Si je ne m'étais pas engagée à lire (ça, ça va !) et à chroniquer (ça c'est une autre histoire) six titres de la rentrée littéraire 2016, sans doute n'aurais-je rien écrit sur Petit pays de Gaël Faye. Le problème est le même que pour le roman de Leïla Slimani : que pourrais-je dire que tout le monde n'ait pas déjà dit ? Est-ce qu'ajouter ma voix au concert de louanges qu'il a récolté apporterait quelque chose, sinon à banaliser peut-être un peu plus l'impression qu'il a laissée ? Petit Pays, premier roman du musicien Gaël Faye, raconte l'histoire de Gaby, un gamin d'une dizaine d'années, fils d'une Rwandaise et d'un français, qui a grandi au Burundi. Le problème, c'est que nous sommes en 1992, que commence au Rwanda le massacre des Tutsis et qu'un coup d'Etat se prépare au Burundi. Le quotidien de Gaby et des ses copains de l'impasse se trouve alors, étape par étape, rattrapé par le monde des adultes.
Dans la droite lignée d'Ahmadou Kourouma - l'amour des parents de Gaby s'est d'ailleurs noué, dans le texte, sous le soleil des indépendances, titre du premier livre de l'écrivain ivoirien - Gaël Faye s'interroge sur les identités française et africaines (au pluriel). C'est l'histoire personnelle et familiale du personne qui sert de révélateur et le point de vue enfantin permet d'appréhender l'Histoire, si terrible soit-elle, par le petit bout de la lorgnette. Le procédé est un peu le même que dans The Girls d'Emma Cline, précédemment chroniqué, où les agissements d'une secte inspirée de celle de Charles Manson sont décrits du point de vue d'une adolescente qui ne les fréquente encore que de loin en loin. La naïveté du narrateur, ses aveuglements volontaires permettent à la fois de rendre moins crus les moments de violence mais aussi, paradoxalement, d'en souligner la dureté. A travers les lettres que le jeune Gaby envoie à une correspondante française, l'auteur raille en outre l'image stéréotypée de l'Afrique véhiculée aux français, les rendant involontairement condescendants et paternalistes sous leurs bonnes intentions.
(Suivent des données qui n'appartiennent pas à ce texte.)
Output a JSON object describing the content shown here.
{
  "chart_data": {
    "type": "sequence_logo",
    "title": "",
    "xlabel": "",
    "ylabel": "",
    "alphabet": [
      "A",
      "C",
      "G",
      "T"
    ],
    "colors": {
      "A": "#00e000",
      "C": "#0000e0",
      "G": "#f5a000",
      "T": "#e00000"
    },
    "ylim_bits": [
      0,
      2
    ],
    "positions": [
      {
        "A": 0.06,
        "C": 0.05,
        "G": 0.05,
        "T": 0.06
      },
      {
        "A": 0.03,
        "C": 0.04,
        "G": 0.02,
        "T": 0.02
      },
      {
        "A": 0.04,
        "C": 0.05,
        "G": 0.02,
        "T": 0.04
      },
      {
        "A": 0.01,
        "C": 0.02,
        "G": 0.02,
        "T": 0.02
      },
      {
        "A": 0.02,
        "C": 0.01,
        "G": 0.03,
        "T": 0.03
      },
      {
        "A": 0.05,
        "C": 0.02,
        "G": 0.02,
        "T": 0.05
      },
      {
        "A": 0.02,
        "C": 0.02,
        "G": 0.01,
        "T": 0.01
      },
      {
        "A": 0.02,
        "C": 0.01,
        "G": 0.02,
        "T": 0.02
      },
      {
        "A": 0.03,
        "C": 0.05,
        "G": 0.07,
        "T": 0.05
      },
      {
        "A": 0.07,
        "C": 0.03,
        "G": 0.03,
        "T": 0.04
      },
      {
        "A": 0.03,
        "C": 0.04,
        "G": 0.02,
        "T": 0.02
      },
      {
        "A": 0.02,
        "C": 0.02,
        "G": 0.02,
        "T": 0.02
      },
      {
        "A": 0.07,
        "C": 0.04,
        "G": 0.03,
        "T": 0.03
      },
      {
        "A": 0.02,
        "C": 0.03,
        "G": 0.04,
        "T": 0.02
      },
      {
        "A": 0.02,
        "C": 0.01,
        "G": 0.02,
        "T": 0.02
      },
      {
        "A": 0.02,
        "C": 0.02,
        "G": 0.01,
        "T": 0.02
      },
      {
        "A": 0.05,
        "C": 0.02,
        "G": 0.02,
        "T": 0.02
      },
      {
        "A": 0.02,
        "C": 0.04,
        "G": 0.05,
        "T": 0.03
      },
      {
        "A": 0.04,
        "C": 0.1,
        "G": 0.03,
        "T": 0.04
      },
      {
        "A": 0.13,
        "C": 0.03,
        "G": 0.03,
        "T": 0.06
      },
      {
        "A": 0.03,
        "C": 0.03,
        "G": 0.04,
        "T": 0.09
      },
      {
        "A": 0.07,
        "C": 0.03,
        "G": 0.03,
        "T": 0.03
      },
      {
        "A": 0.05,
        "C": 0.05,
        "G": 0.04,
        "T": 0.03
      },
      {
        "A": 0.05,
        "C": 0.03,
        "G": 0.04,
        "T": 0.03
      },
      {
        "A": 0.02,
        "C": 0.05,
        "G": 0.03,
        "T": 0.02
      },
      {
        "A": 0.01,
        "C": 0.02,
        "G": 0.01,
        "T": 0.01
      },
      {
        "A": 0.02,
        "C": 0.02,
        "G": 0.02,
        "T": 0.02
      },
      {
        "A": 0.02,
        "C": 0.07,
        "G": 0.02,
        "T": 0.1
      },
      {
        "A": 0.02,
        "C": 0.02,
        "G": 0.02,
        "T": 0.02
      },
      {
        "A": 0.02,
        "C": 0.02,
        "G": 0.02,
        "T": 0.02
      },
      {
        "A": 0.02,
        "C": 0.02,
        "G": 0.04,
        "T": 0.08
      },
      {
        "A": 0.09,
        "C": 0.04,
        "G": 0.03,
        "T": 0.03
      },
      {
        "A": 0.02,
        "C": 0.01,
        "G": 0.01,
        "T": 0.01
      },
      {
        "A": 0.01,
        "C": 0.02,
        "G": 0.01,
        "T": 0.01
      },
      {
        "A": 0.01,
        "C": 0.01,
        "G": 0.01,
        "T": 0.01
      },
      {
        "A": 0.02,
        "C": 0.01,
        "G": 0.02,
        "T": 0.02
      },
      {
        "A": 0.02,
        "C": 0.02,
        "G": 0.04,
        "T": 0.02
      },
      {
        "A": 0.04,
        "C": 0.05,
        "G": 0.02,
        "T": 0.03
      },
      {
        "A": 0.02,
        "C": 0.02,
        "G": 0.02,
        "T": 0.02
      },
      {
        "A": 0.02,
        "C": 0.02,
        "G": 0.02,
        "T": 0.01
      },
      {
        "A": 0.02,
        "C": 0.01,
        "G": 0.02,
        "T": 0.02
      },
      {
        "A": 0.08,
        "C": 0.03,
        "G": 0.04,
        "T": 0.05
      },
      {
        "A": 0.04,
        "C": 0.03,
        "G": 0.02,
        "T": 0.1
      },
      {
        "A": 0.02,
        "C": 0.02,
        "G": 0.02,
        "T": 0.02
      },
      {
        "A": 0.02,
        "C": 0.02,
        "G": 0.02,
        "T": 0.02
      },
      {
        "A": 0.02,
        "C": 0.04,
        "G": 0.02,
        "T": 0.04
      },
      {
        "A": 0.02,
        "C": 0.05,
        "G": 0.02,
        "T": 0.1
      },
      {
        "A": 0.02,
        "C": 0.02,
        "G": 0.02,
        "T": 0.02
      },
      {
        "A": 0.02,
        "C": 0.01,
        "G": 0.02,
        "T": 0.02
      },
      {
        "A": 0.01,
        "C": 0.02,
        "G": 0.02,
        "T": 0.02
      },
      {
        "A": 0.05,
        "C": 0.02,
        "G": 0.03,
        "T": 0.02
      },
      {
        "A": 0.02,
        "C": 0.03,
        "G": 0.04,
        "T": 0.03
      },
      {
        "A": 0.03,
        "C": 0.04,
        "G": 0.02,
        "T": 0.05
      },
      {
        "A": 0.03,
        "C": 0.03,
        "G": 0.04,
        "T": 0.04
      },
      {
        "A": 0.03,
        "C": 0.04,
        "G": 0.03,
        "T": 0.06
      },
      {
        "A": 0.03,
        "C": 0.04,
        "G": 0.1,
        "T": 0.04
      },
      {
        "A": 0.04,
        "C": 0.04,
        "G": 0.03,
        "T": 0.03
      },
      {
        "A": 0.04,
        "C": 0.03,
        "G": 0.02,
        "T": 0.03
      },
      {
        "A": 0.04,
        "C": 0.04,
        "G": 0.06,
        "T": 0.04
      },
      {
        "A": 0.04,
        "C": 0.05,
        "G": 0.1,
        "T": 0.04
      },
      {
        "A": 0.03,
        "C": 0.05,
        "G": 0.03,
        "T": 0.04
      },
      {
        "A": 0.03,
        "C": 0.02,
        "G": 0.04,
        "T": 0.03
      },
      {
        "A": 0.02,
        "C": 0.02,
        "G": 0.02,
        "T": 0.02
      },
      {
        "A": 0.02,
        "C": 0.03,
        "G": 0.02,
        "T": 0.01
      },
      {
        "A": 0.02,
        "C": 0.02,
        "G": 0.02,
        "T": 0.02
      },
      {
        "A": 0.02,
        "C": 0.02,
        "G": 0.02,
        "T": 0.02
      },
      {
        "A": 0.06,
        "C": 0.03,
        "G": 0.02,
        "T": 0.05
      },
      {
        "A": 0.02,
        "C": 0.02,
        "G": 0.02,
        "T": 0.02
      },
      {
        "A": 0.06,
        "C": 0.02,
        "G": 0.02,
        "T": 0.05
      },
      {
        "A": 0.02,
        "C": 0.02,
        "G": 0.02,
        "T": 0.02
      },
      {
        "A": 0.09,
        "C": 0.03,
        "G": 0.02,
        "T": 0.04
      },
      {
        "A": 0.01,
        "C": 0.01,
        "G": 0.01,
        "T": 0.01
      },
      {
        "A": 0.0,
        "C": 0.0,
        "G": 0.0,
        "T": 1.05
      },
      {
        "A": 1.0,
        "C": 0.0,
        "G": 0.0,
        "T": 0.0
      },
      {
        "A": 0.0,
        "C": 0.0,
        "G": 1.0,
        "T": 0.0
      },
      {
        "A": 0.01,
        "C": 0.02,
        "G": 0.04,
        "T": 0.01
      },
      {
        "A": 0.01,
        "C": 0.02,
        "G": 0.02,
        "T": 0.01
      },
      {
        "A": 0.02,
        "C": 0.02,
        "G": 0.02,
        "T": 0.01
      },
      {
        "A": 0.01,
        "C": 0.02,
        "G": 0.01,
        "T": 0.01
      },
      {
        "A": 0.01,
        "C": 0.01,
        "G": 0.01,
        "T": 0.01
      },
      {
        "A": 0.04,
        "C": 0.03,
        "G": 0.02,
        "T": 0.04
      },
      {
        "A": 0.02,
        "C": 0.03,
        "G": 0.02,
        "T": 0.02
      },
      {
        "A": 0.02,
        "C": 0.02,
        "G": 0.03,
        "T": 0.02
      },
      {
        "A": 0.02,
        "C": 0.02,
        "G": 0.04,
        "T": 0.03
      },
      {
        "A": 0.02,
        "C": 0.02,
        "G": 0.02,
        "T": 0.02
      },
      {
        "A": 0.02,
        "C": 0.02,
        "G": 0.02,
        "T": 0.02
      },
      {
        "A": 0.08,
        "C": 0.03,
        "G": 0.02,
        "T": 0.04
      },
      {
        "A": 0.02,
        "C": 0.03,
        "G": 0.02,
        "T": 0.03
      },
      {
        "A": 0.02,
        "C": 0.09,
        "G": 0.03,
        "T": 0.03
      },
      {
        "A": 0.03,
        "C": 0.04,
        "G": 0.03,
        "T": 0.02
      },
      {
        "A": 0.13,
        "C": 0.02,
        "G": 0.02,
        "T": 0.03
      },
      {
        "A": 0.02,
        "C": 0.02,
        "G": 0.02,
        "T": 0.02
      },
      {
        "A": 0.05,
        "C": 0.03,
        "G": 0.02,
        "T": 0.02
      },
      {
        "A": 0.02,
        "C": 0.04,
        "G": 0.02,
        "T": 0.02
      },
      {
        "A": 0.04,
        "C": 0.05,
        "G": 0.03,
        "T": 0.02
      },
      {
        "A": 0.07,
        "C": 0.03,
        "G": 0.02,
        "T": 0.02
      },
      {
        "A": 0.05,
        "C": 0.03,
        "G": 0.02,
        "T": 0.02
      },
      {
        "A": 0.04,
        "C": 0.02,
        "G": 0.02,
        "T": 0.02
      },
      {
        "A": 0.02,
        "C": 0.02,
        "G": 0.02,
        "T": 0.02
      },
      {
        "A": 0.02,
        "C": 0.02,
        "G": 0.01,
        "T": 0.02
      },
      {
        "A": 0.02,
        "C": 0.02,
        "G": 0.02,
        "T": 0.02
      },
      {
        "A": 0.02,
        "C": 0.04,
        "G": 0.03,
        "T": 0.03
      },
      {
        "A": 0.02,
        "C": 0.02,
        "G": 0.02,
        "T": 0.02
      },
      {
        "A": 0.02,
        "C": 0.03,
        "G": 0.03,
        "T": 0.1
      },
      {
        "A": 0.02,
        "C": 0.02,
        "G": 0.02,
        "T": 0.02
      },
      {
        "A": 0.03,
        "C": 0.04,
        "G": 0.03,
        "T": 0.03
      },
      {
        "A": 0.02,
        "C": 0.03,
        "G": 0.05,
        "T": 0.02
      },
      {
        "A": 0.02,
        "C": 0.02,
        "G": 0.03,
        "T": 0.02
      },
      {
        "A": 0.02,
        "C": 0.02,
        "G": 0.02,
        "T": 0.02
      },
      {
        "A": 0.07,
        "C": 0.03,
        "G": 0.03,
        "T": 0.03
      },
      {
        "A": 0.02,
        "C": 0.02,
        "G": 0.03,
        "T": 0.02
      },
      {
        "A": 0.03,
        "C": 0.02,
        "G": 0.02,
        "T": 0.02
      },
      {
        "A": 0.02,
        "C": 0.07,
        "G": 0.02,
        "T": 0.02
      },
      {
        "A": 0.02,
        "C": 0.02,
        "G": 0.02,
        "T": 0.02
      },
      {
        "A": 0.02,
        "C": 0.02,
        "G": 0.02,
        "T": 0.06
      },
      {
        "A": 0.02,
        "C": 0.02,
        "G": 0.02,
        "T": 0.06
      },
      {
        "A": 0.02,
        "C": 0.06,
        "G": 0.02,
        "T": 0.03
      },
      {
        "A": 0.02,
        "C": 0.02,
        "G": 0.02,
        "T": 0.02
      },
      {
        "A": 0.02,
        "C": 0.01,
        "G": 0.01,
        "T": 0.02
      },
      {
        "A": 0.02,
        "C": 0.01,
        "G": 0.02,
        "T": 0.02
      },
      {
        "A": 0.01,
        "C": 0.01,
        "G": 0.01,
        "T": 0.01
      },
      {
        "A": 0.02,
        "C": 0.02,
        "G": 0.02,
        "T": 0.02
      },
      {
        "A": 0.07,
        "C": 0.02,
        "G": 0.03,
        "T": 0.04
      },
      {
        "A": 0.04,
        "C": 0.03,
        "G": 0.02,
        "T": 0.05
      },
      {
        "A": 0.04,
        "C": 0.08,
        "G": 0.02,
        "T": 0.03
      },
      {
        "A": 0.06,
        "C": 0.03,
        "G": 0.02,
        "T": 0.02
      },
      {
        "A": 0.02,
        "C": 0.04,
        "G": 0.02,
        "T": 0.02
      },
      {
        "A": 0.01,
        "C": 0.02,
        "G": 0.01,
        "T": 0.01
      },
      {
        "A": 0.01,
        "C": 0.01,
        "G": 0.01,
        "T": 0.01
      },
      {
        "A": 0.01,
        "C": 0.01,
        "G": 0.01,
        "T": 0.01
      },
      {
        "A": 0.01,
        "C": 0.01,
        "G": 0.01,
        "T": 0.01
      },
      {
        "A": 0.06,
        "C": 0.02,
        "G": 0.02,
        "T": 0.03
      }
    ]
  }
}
Je pensais être exilé de mon pays. En revenant sur les traces de mon passé, j'ai compris que je l'étais de mon enfance. Ce qui me paraît bien plus cruel encore.
Ce qui est frappant dans la manière d'écrire de Gaël Faye, c'est sa manière de procéder par petites touches : la catastrophe de la guerre s'annonce par signes annonciateurs successifs, comme ce vent bizarre qui se lève avant l'orage. Sans doute est-il dommage qu'on ait tant demandé à l'auteur si le roman était autobiographique. Oui, comme souvent, lorsqu'on écrit, Gaël Faye a prêté à son personnage principal certains traits qui sont les siens, mais il a modifié, rajouté des anecdotes, des histoires qui sont peut-être arrivées à quelqu'un d'autre, peut-être même des moments de vie qui ne sont arrivés à personne. Petit pays n'est absolument pas mon histoire, déclare-t-il même sur rfi. Est-ce grave ? Ce qui importe, c'est qu'il partage, sinon une vie similaire, du moins les questionnements de son personnage. Cela me semble, en outre, l'une des plus belles définitions de l'écriture qui soit : inventer une histoire qui illustre mieux que ma vie les problèmes et les questionnements qui me hantent. Ne rêvons donc pas d'inspirations autobiographiques là où il n'y a pas que cela. Le processus de surgissement de la violence dans le quotidien, le déracinement et la nostalgie de l'innocence perdue sont transmis par une écriture sobre et ciselée. Plus directement frappant que le Goncourt, Petit pays est une lecture dont je parle sans doute difficilement, mais que je suis heureuse d'avoir faite.
On ne doit pas douter de la beauté des choses, même sous un ciel tortionnaire. Si tu n'es pas étonné par le chant du coq ou par la lumière au-dessus des crêtes, si tu ne crois pas en la bonté de ton âme, alors tu ne te bats plus, et c'est comme si tu étais déjà mort.